Hormone therapy (HT) remains a debated intervention. For women with POI, major guidelines recommend systemic estrogen therapy—typically combined with progestin if the uterus is intact—until at least the average age of natural menopause (around 51-52) to mitigate symptoms and potentially reduce long-term risks, including cardiovascular ones. Observational data suggest HT initiated soon after menopause onset may offer cardioprotective benefits in younger women, though randomized trials in older populations showed mixed results.

The study did not directly evaluate HT use, but authors noted that many women with premature menopause do not receive adequate hormone replacement due to concerns over breast cancer or other risks, potentially exacerbating their vulnerability.

Lifestyle modifications offer another layer of protection. A 2025 analysis in Heart journal found that high adherence to healthy behaviors—such as not smoking, maintaining physical activity, healthy diet, moderate alcohol intake and normal body weight—reduced CVD odds by 23% overall and by 52% in women with premature menopause.

"Women with premature menopause have a window to act," said one co-author. "Aggressive management of modifiable risks can substantially offset the added burden from early estrogen loss."

Broader context highlights disparities. Black women not only face higher rates of premature menopause but also bear a disproportionate CVD burden due to systemic factors like access to care, chronic stress and higher prevalence of hypertension and diabetes.

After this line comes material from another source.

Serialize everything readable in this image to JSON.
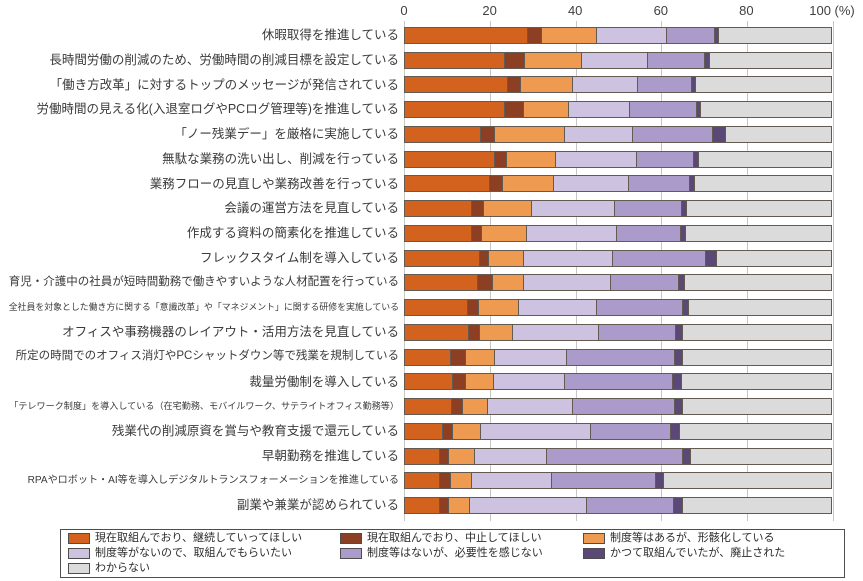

The research arrives amid growing attention to women's cardiovascular health. Heart disease remains the leading cause of death for women in the U.S., and recent projections warn that nearly 60% of women could have some form of CVD by 2050, up from current levels, partly due to aging populations and rising risk factors starting earlier in life.

For clinicians, the takeaway is straightforward: Ask about age at menopause during patient histories, especially for women in their 40s and 50s presenting with risk factors or symptoms. Early identification allows tailored prevention—statin therapy if indicated, blood pressure control, smoking cessation and lifestyle counseling.

Patient advocacy groups stress education. Many women with premature menopause report feeling dismissed when raising concerns about long-term health, including heart risks.

As research evolves, future studies may clarify mechanisms—such as genetic links, inflammatory pathways or vascular biomarkers—and test targeted interventions. For now, the March 2026 JAMA Cardiology findings reinforce premature menopause as a critical, underrecognized signal for lifelong heart protection strategies.

Women experiencing irregular periods or sudden cessation before 40 should consult a healthcare provider promptly for evaluation, which may include hormone testing and counseling on risks and options.

With proactive care, the elevated heart attack risk tied to premature menopause need not translate to inevitable outcomes.